Ação do Ministério Público Federal pede aplicação imediata da Lei de Cotas em vagas ociosas da Universidade Federal do Amazonas (UFAM) e cobra R$ 5 milhões por dano moral coletivo
MANAUS (AM) – Estudantes que disputam vagas remanescentes na Universidade Federal do Amazonas podem ter mudanças nas regras de ingresso caso a Justiça Federal aceite um pedido do Ministério Público Federal. O órgão acionou a Justiça para obrigar a universidade e a União a aplicarem a Lei de Cotas também nos processos seletivos voltados ao preenchimento de vagas ociosas, remanescentes ou residuais, como ocorre no Processo Seletivo Extramacro (PSE).
Ação Civil
A ação civil pública questiona normas do Ministério da Educação (MEC) e regras internas da Ufam que, segundo o MPF, têm impedido a reserva legal de vagas nesses processos específicos. O caso tramita na Justiça Federal sob o número 1021186-89.2026.4.01.3200.
Segundo o MPF, a Lei de Cotas (Lei nº 12.711/2012) deve valer para todas as formas de ingresso no ensino superior federal, inclusive quando a universidade abre novas seleções para preencher vagas que ficaram sobrando após vestibulares e processos regulares.
Hoje, de acordo com a ação, quando restam vagas sem ocupação após as seleções principais, a Ufam realiza novos processos seletivos para preenchê-las.
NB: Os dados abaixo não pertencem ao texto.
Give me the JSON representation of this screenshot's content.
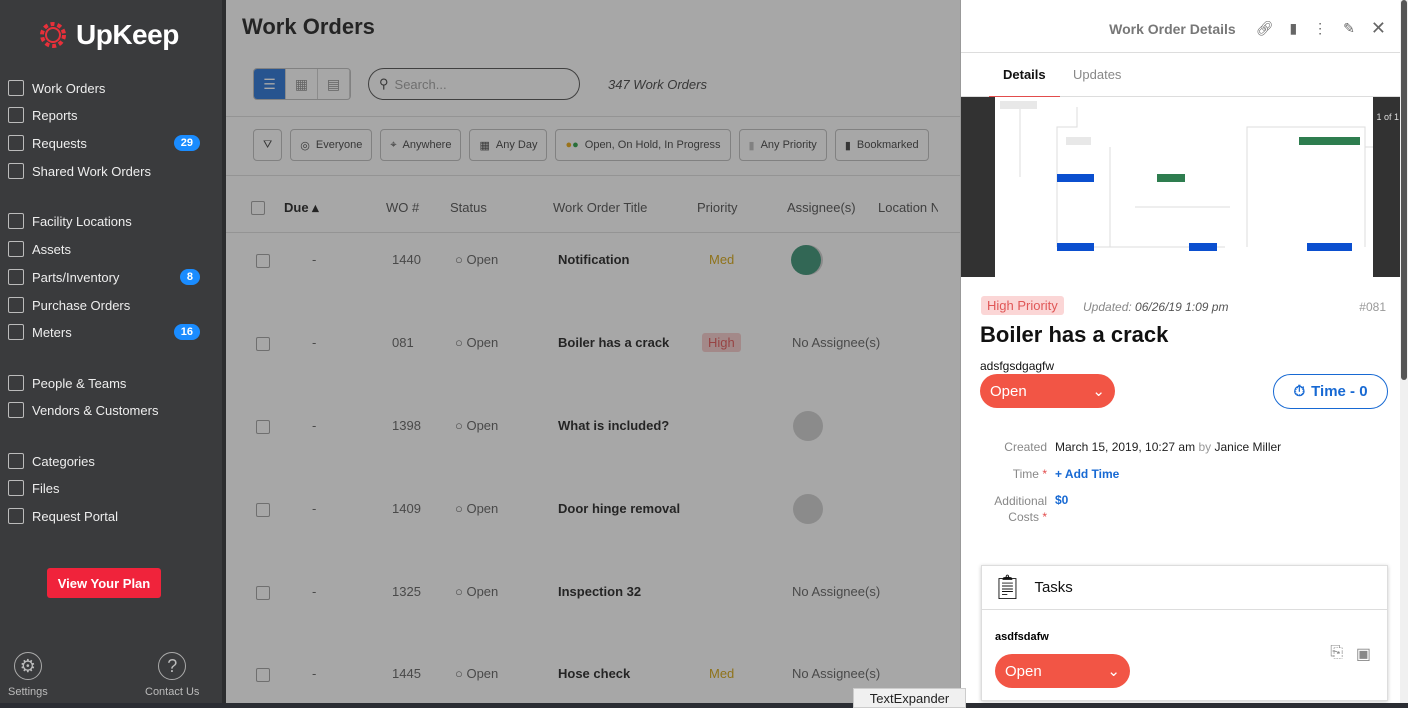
{
  "brand": {
    "name": "UpKeep",
    "accent": "#e8303a"
  },
  "sidebar": {
    "items": [
      {
        "label": "Work Orders",
        "icon": "clipboard-icon"
      },
      {
        "label": "Reports",
        "icon": "chart-icon"
      },
      {
        "label": "Requests",
        "icon": "inbox-icon",
        "badge": "29"
      },
      {
        "label": "Shared Work Orders",
        "icon": "share-icon"
      },
      {
        "label": "Facility Locations",
        "icon": "location-icon"
      },
      {
        "label": "Assets",
        "icon": "cube-icon"
      },
      {
        "label": "Parts/Inventory",
        "icon": "screw-icon",
        "badge": "8"
      },
      {
        "label": "Purchase Orders",
        "icon": "document-icon"
      },
      {
        "label": "Meters",
        "icon": "gauge-icon",
        "badge": "16"
      },
      {
        "label": "People & Teams",
        "icon": "people-icon"
      },
      {
        "label": "Vendors & Customers",
        "icon": "group-icon"
      },
      {
        "label": "Categories",
        "icon": "bookmark-icon"
      },
      {
        "label": "Files",
        "icon": "file-icon"
      },
      {
        "label": "Request Portal",
        "icon": "inbox-icon"
      }
    ],
    "plan_button": "View Your Plan",
    "settings": "Settings",
    "contact": "Contact Us"
  },
  "main": {
    "title": "Work Orders",
    "search_placeholder": "Search...",
    "count": "347 Work Orders",
    "filters": [
      "Everyone",
      "Anywhere",
      "Any Day",
      "Open, On Hold, In Progress",
      "Any Priority",
      "Bookmarked"
    ],
    "columns": [
      "Due",
      "WO #",
      "Status",
      "Work Order Title",
      "Priority",
      "Assignee(s)",
      "Location N"
    ],
    "rows": [
      {
        "due": "-",
        "wo": "1440",
        "status": "Open",
        "title": "Notification",
        "priority": "Med",
        "assignee": ""
      },
      {
        "due": "-",
        "wo": "081",
        "status": "Open",
        "title": "Boiler has a crack",
        "priority": "High",
        "assignee": "No Assignee(s)"
      },
      {
        "due": "-",
        "wo": "1398",
        "status": "Open",
        "title": "What is included?",
        "priority": "",
        "assignee": ""
      },
      {
        "due": "-",
        "wo": "1409",
        "status": "Open",
        "title": "Door hinge removal",
        "priority": "",
        "assignee": ""
      },
      {
        "due": "-",
        "wo": "1325",
        "status": "Open",
        "title": "Inspection 32",
        "priority": "",
        "assignee": "No Assignee(s)"
      },
      {
        "due": "-",
        "wo": "1445",
        "status": "Open",
        "title": "Hose check",
        "priority": "Med",
        "assignee": "No Assignee(s)"
      }
    ]
  },
  "panel": {
    "title": "Work Order Details",
    "tabs": [
      "Details",
      "Updates"
    ],
    "image_counter": "1 of 1",
    "priority": "High Priority",
    "updated_label": "Updated:",
    "updated": "06/26/19 1:09 pm",
    "number": "#081",
    "wo_title": "Boiler has a crack",
    "description": "adsfgsdgagfw",
    "status": "Open",
    "time_button": "Time - 0",
    "created_label": "Created",
    "created": "March 15, 2019, 10:27 am",
    "by": "by",
    "creator": "Janice Miller",
    "time_label": "Time",
    "add_time": "+ Add Time",
    "costs_label": "Additional Costs",
    "costs": "$0",
    "tasks": {
      "title": "Tasks",
      "task_name": "asdfsdafw",
      "task_status": "Open"
    }
  },
  "textexpander": "TextExpander"
}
Nesses casos, porém, a política de cotas não estaria sendo aplicada.
O órgão sustenta que essa interpretação reduz o alcance de uma política pública criada justamente para ampliar o acesso de estudantes de escolas públicas, pessoas negras, indígenas e pessoas com deficiência ao ensino superior federal.
O que o MPF questiona?
Na ação, o Ministério Público Federal contesta trechos da Portaria Normativa nº 18/2012, do Ministério da Educação, e da Resolução nº 47/2014, do Conselho de Ensino, Pesquisa e Extensão (Consepe) da UFAM.
Para o órgão, atos administrativos não podem restringir direitos previstos em lei federal, especialmente em políticas afirmativas voltadas à promoção da igualdade no acesso ao ensino superior.
Na avaliação do MPF, manter a exclusão das cotas em vagas remanescentes pode fazer com que vagas originalmente destinadas ao sistema de reserva sejam preenchidas apenas pela ampla concorrência, reduzindo a efetividade da política pública.
Em caráter de urgência, o órgão pede que a Justiça suspenda os trechos normativos que autorizam a exclusão das cotas nesses processos seletivos.
O que o MPF pede à Justiça?
O MPF também quer que a UFAM aplique imediatamente a Lei de Cotas em todos os processos seletivos destinados ao preenchimento de vagas ociosas.
Além disso, a ação pede a condenação da União e da universidade ao pagamento de R$ 5 milhões por dano moral coletivo.
Como isso pode impactar estudantes da UFAM
Se a Justiça acolher o pedido, estudantes que disputarem vagas remanescentes da universidade poderão voltar a concorrer dentro do sistema de cotas, inclusive em processos seletivos realizados após o encerramento do ingresso regular.
Na prática, isso pode ampliar o acesso de grupos contemplados pela legislação federal às vagas que, hoje, eventualmente acabam destinadas apenas à ampla concorrência.
O que são vagas remanescentes?
Vagas remanescentes — também chamadas de vagas ociosas ou residuais — são aquelas que não foram preenchidas após vestibulares, SISU ou outras formas regulares de ingresso. Quando isso acontece, universidades federais costumam abrir seleções extras para ocupar esses lugares.
O centro da discussão judicial é se a reserva prevista pela Lei de Cotas deve continuar valendo também nessas etapas complementares. O MPF sustenta que sim, porque a legislação não faria distinção entre ingresso regular e preenchimento posterior de vagas.